Konjunktur -

DHZ-Konjunkturumfrage Handwerk: Konjunktur im Zenit

Der Schwung, den die Handwerkskonjunktur zu Jahresbeginn aufgenommen hat, trägt auch über den Sommer hinaus. Allerdings fällt es immer schwerer, Fortschritte zu erzielen. Die DHZ-Konjunkturumfrage zeigt, wie die Stimmung im Handwerk ist und was die Betriebe künftig erwarten.

Elektriker
Der Mangel an qualifizieren Mitarbeitern wird spürbarer: Elektriker ist einer der Handwerksberufe, in denen besonders viele Fachkräfte fehlen. -

Aktuell bewegt sich die Geschäftslage der rund 10.000 Betriebe, deren Einschätzungen die Deutsche Handwerks Zeitung ausgewertet hat, auf einem 20-Jahre-Höchststand. Der Indikator steht bei 89 Punkten und legt damit um einen Zähler zu.

Die gute Stimmung verwundert nicht. Zwar haben sich die Perspektiven für Unternehmensinvestitionen zuletzt eingetrübt. Dafür erhält die Handwerkskonjunktur von Konsumenten und privaten Bauherren weiter kräftige Impulse.

Zu wenig Investitionen

Aus anderer Richtung kommt dagegen zu wenig: Die Bauaktivitäten der öffentlichen Hand reichen nicht aus, um die Substanz der Infrastruktur zu erhalten. Zudem muss der Staat die stockende Energiewende in Fahrt bringen – am besten durch eine steuerliche Förderung der energetischen Gebäudesanierung.

Nach der verhältnismäßig moderaten Frühjahrsbelebung brachte der Sommer eine nochmalige Steigerung der Auslastung auf 80 Prozent mit sich. Damit wird das Ergebnis aus dem dritten Quartal 2013 eingestellt. Zudem übertrifft der Indikator das längerfristige Mittel deutlich.
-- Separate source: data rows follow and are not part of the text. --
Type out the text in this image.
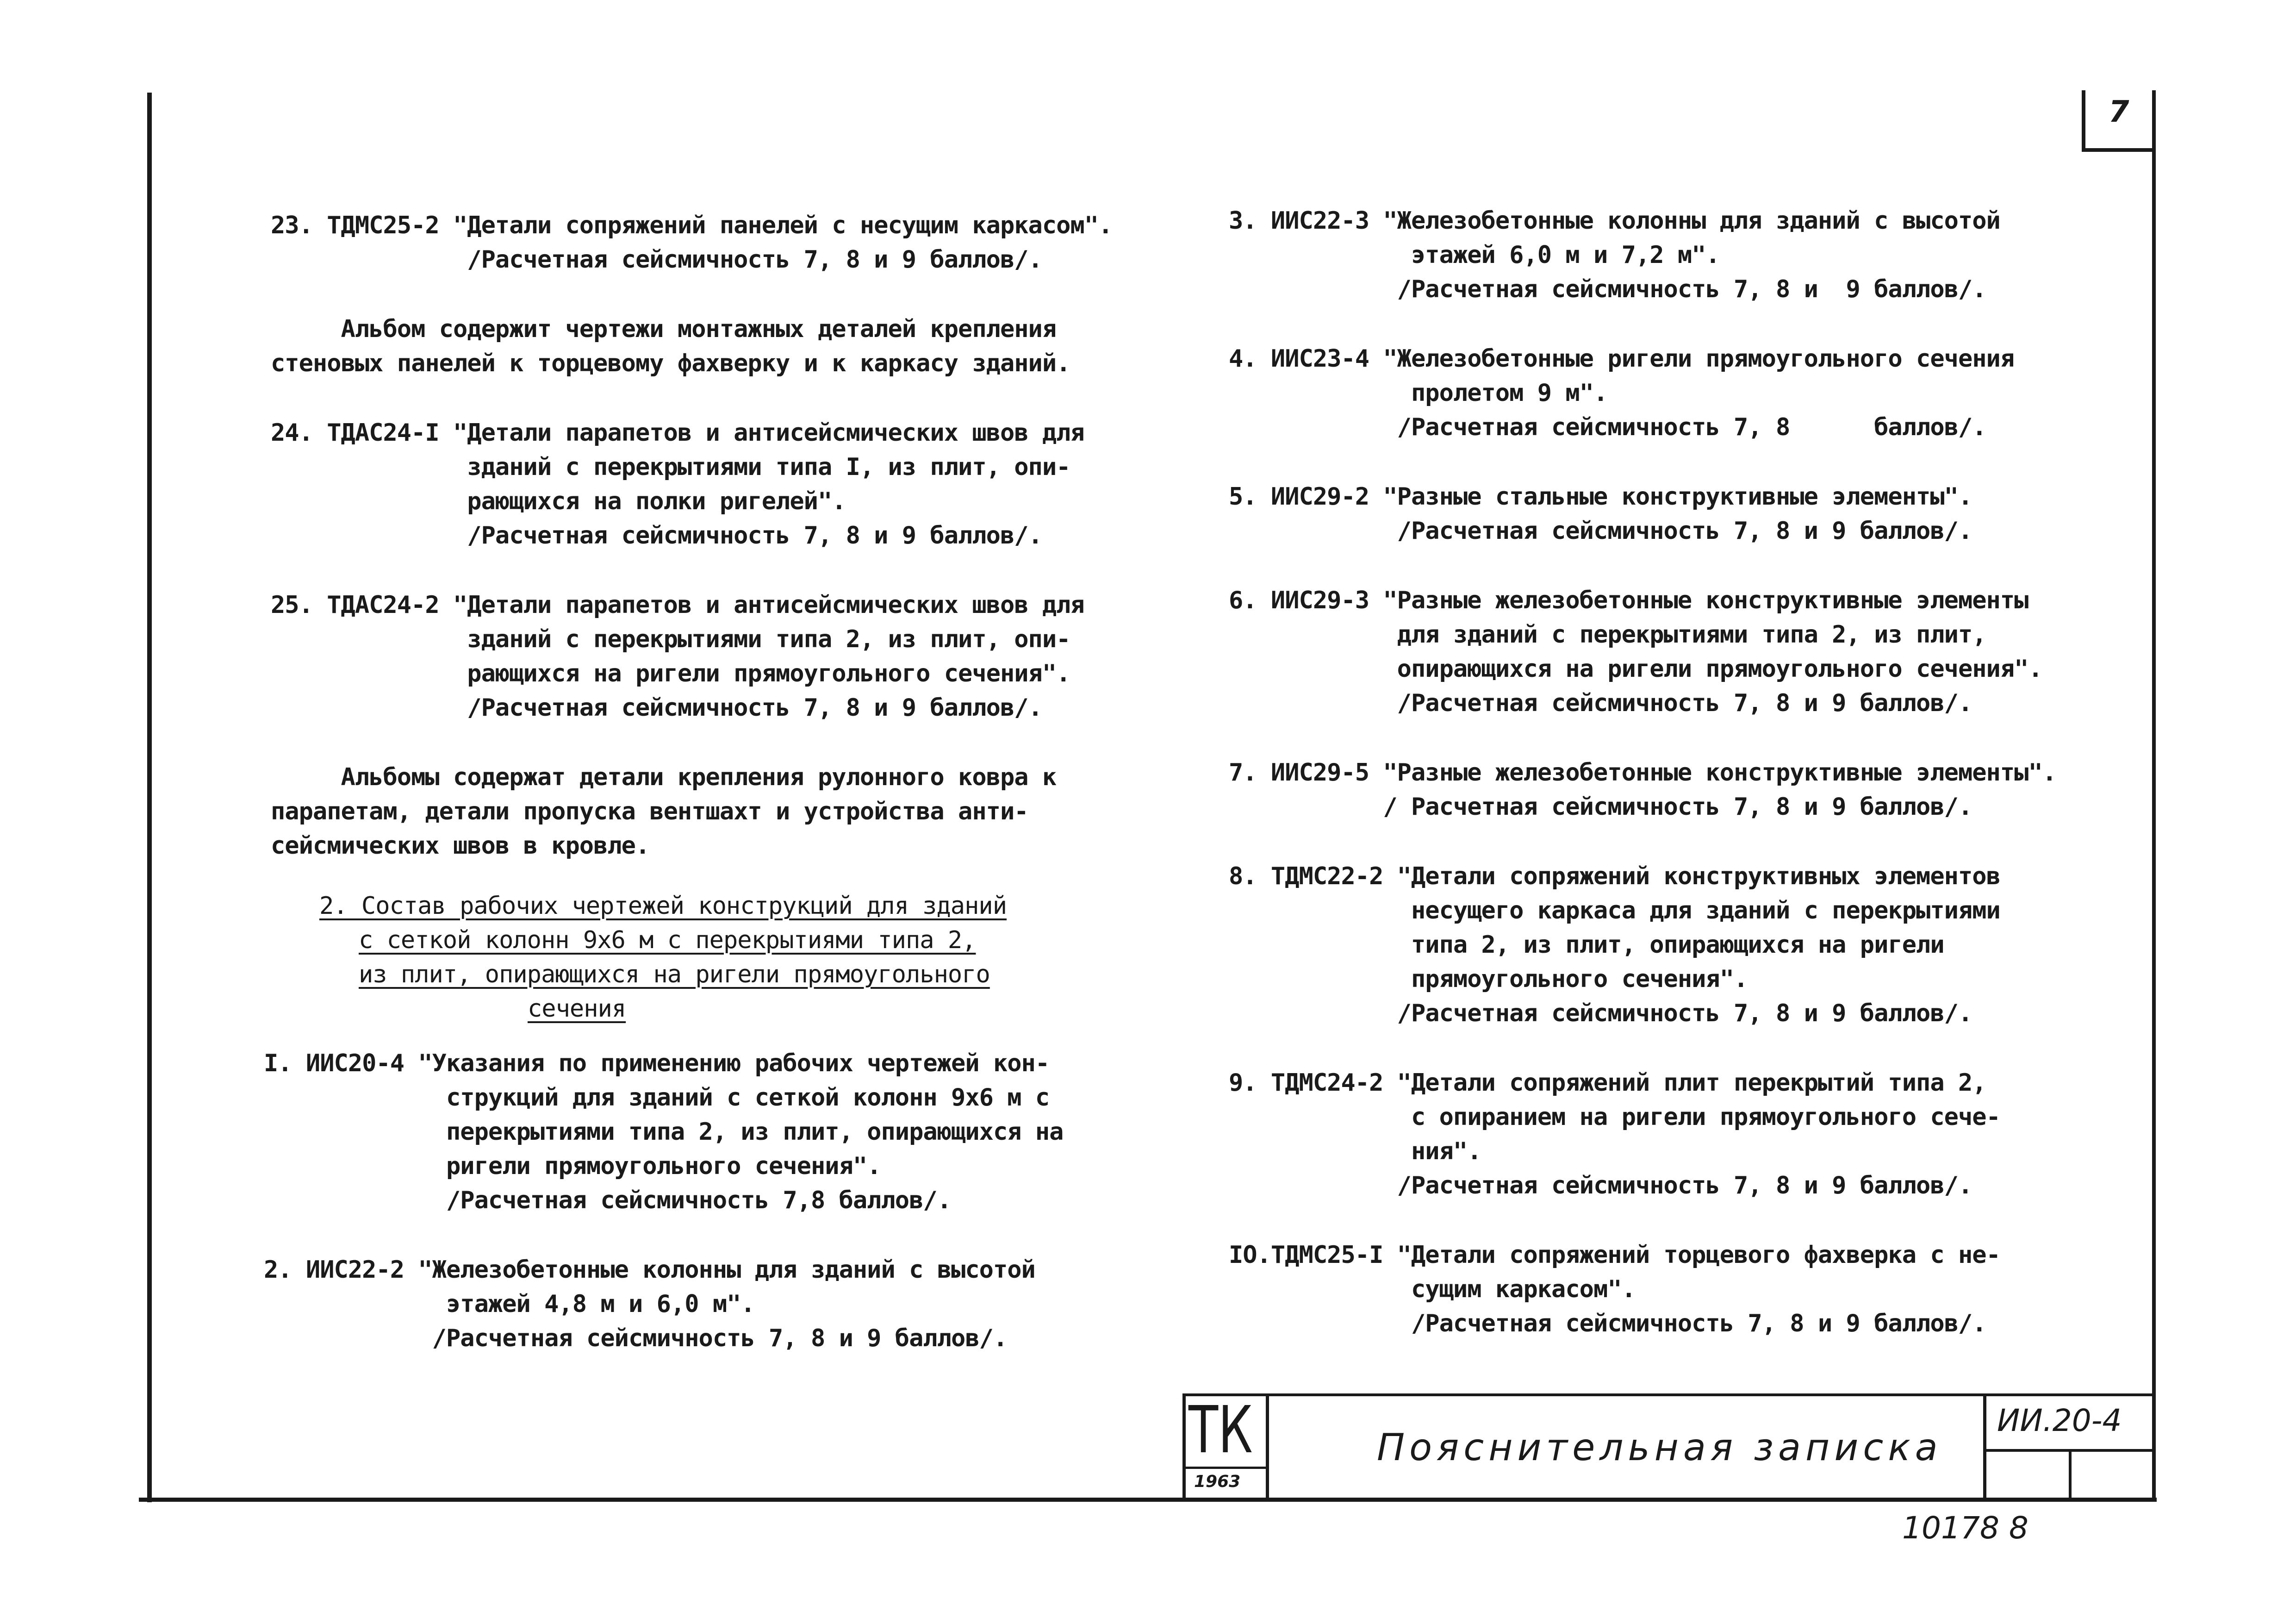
7
23. ТДМС25-2 "Детали сопряжений панелей с несущим каркасом".
/Расчетная сейсмичность 7, 8 и 9 баллов/.
Альбом содержит чертежи монтажных деталей крепления
стеновых панелей к торцевому фахверку и к каркасу зданий.
24. ТДАС24-I "Детали парапетов и антисейсмических швов для
зданий с перекрытиями типа I, из плит, опи-
рающихся на полки ригелей".
/Расчетная сейсмичность 7, 8 и 9 баллов/.
25. ТДАС24-2 "Детали парапетов и антисейсмических швов для
зданий с перекрытиями типа 2, из плит, опи-
рающихся на ригели прямоугольного сечения".
/Расчетная сейсмичность 7, 8 и 9 баллов/.
Альбомы содержат детали крепления рулонного ковра к
парапетам, детали пропуска вентшахт и устройства анти-
сейсмических швов в кровле.
2. Состав рабочих чертежей конструкций для зданий
с сеткой колонн 9х6 м с перекрытиями типа 2,
из плит, опирающихся на ригели прямоугольного
сечения
I. ИИС20-4 "Указания по применению рабочих чертежей кон-
струкций для зданий с сеткой колонн 9х6 м с
перекрытиями типа 2, из плит, опирающихся на
ригели прямоугольного сечения".
/Расчетная сейсмичность 7,8 баллов/.
2. ИИС22-2 "Железобетонные колонны для зданий с высотой
этажей 4,8 м и 6,0 м".
/Расчетная сейсмичность 7, 8 и 9 баллов/.
3. ИИС22-3 "Железобетонные колонны для зданий с высотой
этажей 6,0 м и 7,2 м".
/Расчетная сейсмичность 7, 8 и  9 баллов/.
4. ИИС23-4 "Железобетонные ригели прямоугольного сечения
пролетом 9 м".
/Расчетная сейсмичность 7, 8      баллов/.
5. ИИС29-2 "Разные стальные конструктивные элементы".
/Расчетная сейсмичность 7, 8 и 9 баллов/.
6. ИИС29-3 "Разные железобетонные конструктивные элементы
для зданий с перекрытиями типа 2, из плит,
опирающихся на ригели прямоугольного сечения".
/Расчетная сейсмичность 7, 8 и 9 баллов/.
7. ИИС29-5 "Разные железобетонные конструктивные элементы".
/ Расчетная сейсмичность 7, 8 и 9 баллов/.
8. ТДМС22-2 "Детали сопряжений конструктивных элементов
несущего каркаса для зданий с перекрытиями
типа 2, из плит, опирающихся на ригели
прямоугольного сечения".
/Расчетная сейсмичность 7, 8 и 9 баллов/.
9. ТДМС24-2 "Детали сопряжений плит перекрытий типа 2,
с опиранием на ригели прямоугольного сече-
ния".
/Расчетная сейсмичность 7, 8 и 9 баллов/.
IO.ТДМС25-I "Детали сопряжений торцевого фахверка с не-
сущим каркасом".
/Расчетная сейсмичность 7, 8 и 9 баллов/.
ТК
1963
Пояснительная записка
ИИ.20-4
10178 8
21 Prozent der Befragten berichten von einer positiven Entwicklung der Umsätze, 58 Prozent haben das Niveau des Vorquartals gehalten. Zwar liegen noch keine amtlichen Zahlen zu den nominalen Umsätzen vor, wohl ergibt sich aber auch hier ein freundliches Bild. Das ansehnliche Vorjahresergebnis dürfte übertroffen worden sein. Es zeichnet sich jedoch ab, dass die Zeiten hoher Wachstumsraten fürs Erste vorbei sind.

Suche nach Fachkräften

Auf die Frage nach der Beschäftigungsentwicklung antworten 15 Prozent der Betriebe, sie hätten ihre Belegschaft aufgestockt; nur neun Prozent hatten zuletzt weniger Personen auf der Gehaltsliste. Vermutlich ist die Gruppe mit stagnierender Beschäftigtenzahl – 76 Prozent – auch deshalb so umfangreich, weil viele Firmen erfolglos blieben auf der Suche nach Fachkräften.
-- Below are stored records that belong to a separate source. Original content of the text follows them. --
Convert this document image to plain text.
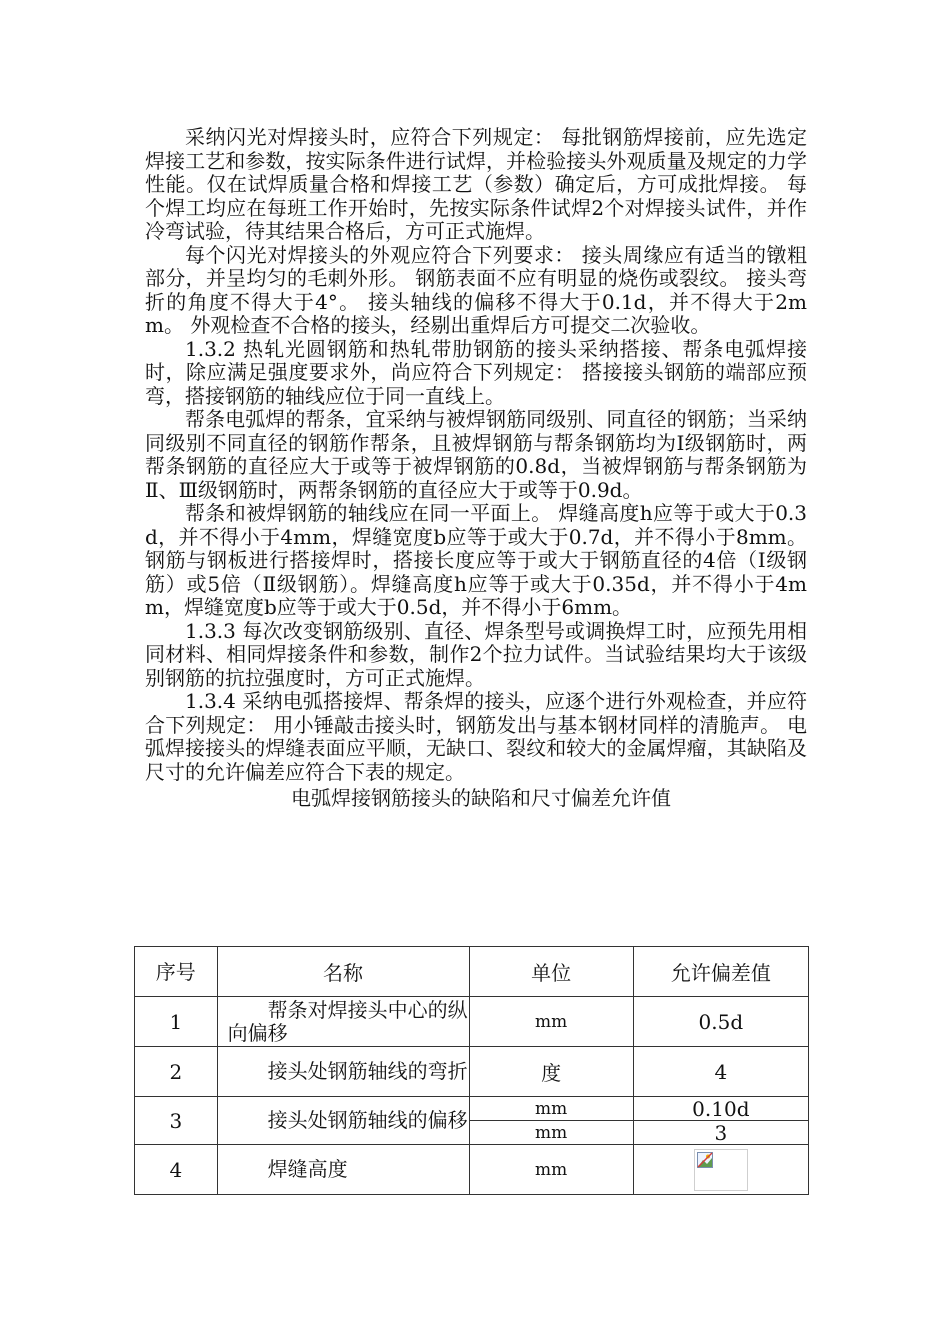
采纳闪光对焊接头时，应符合下列规定： 每批钢筋焊接前，应先选定焊接工艺和参数，按实际条件进行试焊，并检验接头外观质量及规定的力学性能。仅在试焊质量合格和焊接工艺（参数）确定后，方可成批焊接。 每个焊工均应在每班工作开始时，先按实际条件试焊2个对焊接头试件，并作冷弯试验，待其结果合格后，方可正式施焊。

每个闪光对焊接头的外观应符合下列要求： 接头周缘应有适当的镦粗部分，并呈均匀的毛刺外形。 钢筋表面不应有明显的烧伤或裂纹。 接头弯折的角度不得大于4°。 接头轴线的偏移不得大于0.1d，并不得大于2mm。 外观检查不合格的接头，经剔出重焊后方可提交二次验收。

1.3.2 热轧光圆钢筋和热轧带肋钢筋的接头采纳搭接、帮条电弧焊接时，除应满足强度要求外，尚应符合下列规定： 搭接接头钢筋的端部应预弯，搭接钢筋的轴线应位于同一直线上。

帮条电弧焊的帮条，宜采纳与被焊钢筋同级别、同直径的钢筋；当采纳同级别不同直径的钢筋作帮条，且被焊钢筋与帮条钢筋均为Ⅰ级钢筋时，两帮条钢筋的直径应大于或等于被焊钢筋的0.8d，当被焊钢筋与帮条钢筋为Ⅱ、Ⅲ级钢筋时，两帮条钢筋的直径应大于或等于0.9d。

帮条和被焊钢筋的轴线应在同一平面上。 焊缝高度h应等于或大于0.3d，并不得小于4mm，焊缝宽度b应等于或大于0.7d，并不得小于8mm。 钢筋与钢板进行搭接焊时，搭接长度应等于或大于钢筋直径的4倍（Ⅰ级钢筋）或5倍（Ⅱ级钢筋）。焊缝高度h应等于或大于0.35d，并不得小于4mm，焊缝宽度b应等于或大于0.5d，并不得小于6mm。

1.3.3 每次改变钢筋级别、直径、焊条型号或调换焊工时，应预先用相同材料、相同焊接条件和参数，制作2个拉力试件。当试验结果均大于该级别钢筋的抗拉强度时，方可正式施焊。

1.3.4 采纳电弧搭接焊、帮条焊的接头，应逐个进行外观检查，并应符合下列规定： 用小锤敲击接头时，钢筋发出与基本钢材同样的清脆声。 电弧焊接接头的焊缝表面应平顺，无缺口、裂纹和较大的金属焊瘤，其缺陷及尺寸的允许偏差应符合下表的规定。

电弧焊接钢筋接头的缺陷和尺寸偏差允许值

序号	名称	单位	允许偏差值
1	帮条对焊接头中心的纵向偏移	mm	0.5d
2	接头处钢筋轴线的弯折	度	4
3	接头处钢筋轴线的偏移	mm	0.10d
		mm	3
4	焊缝高度	mm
Eine Analyse des Instituts der deutschen Wirtschaft zeigt, dass in Deutschland vor allem Mitarbeiter mit abgeschlossener Berufsausbildung fehlen. Aus der Sicht des Handwerks am stärksten getroffen sind Hörgeräteakustiker, Kälteanlagenbauer sowie Elektriker und SHK-Berufe.
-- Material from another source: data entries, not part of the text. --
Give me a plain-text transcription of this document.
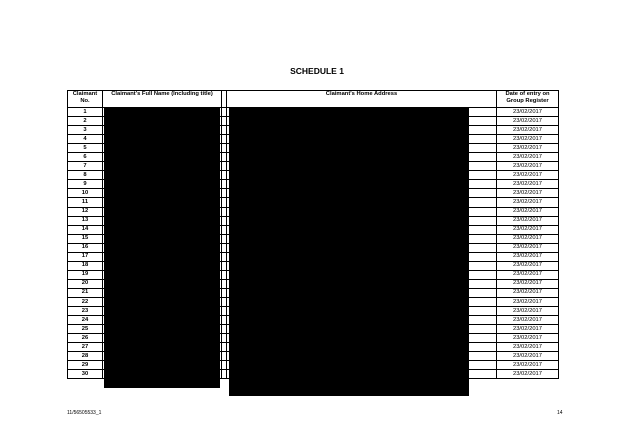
SCHEDULE 1
Claimant No.	Claimant's Full Name (Including title)		Claimant's Home Address	Date of entry on Group Register
1				23/02/2017
2				23/02/2017
3				23/02/2017
4				23/02/2017
5				23/02/2017
6				23/02/2017
7				23/02/2017
8				23/02/2017
9				23/02/2017
10				23/02/2017
11				23/02/2017
12				23/02/2017
13				23/02/2017
14				23/02/2017
15				23/02/2017
16				23/02/2017
17				23/02/2017
18				23/02/2017
19				23/02/2017
20				23/02/2017
21				23/02/2017
22				23/02/2017
23				23/02/2017
24				23/02/2017
25				23/02/2017
26				23/02/2017
27				23/02/2017
28				23/02/2017
29				23/02/2017
30				23/02/2017
11/56505533_1	14
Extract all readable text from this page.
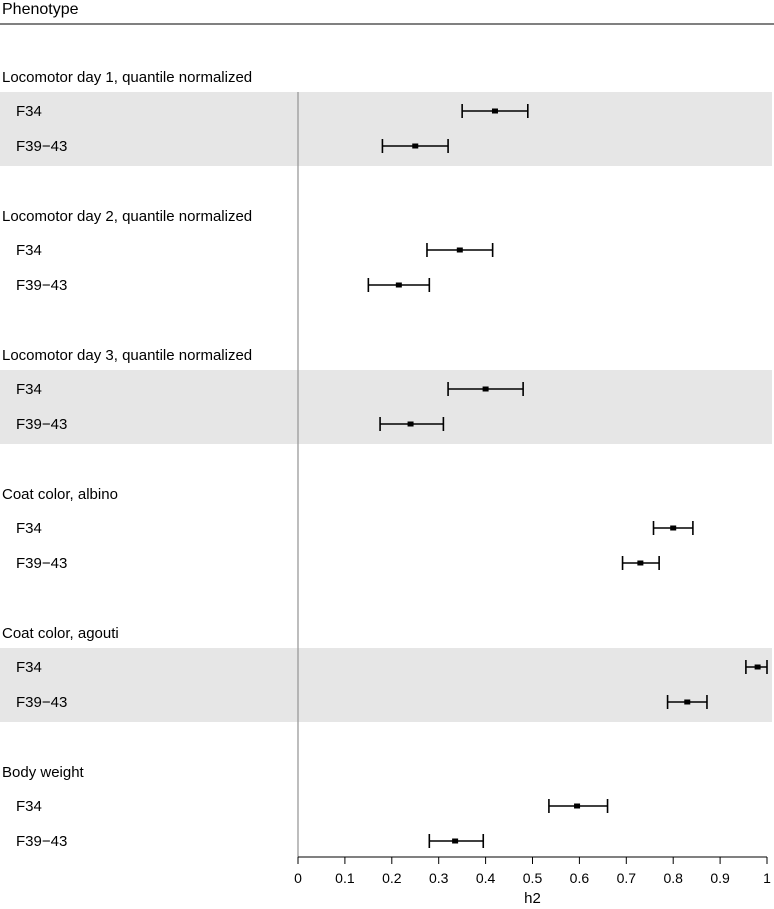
Phenotype
Locomotor day 1, quantile normalized
F34
F39−43
Locomotor day 2, quantile normalized
F34
F39−43
Locomotor day 3, quantile normalized
F34
F39−43
Coat color, albino
F34
F39−43
Coat color, agouti
F34
F39−43
Body weight
F34
F39−43
0 0.1 0.2 0.3 0.4 0.5 0.6 0.7 0.8 0.9 1
h2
Der Auftragseingang verlief im dritten Quartal saisontypisch, tendenziell schwächte sich der Auftrieb ab. 18 Prozent der Betriebe holten mehr Aufträge ein, bei 60 Prozent war die Bestelltätigkeit konstant. Die Reichweite der Auftragsreserven schrumpfte bis Ende September geringfügig auf 1,7 Monate.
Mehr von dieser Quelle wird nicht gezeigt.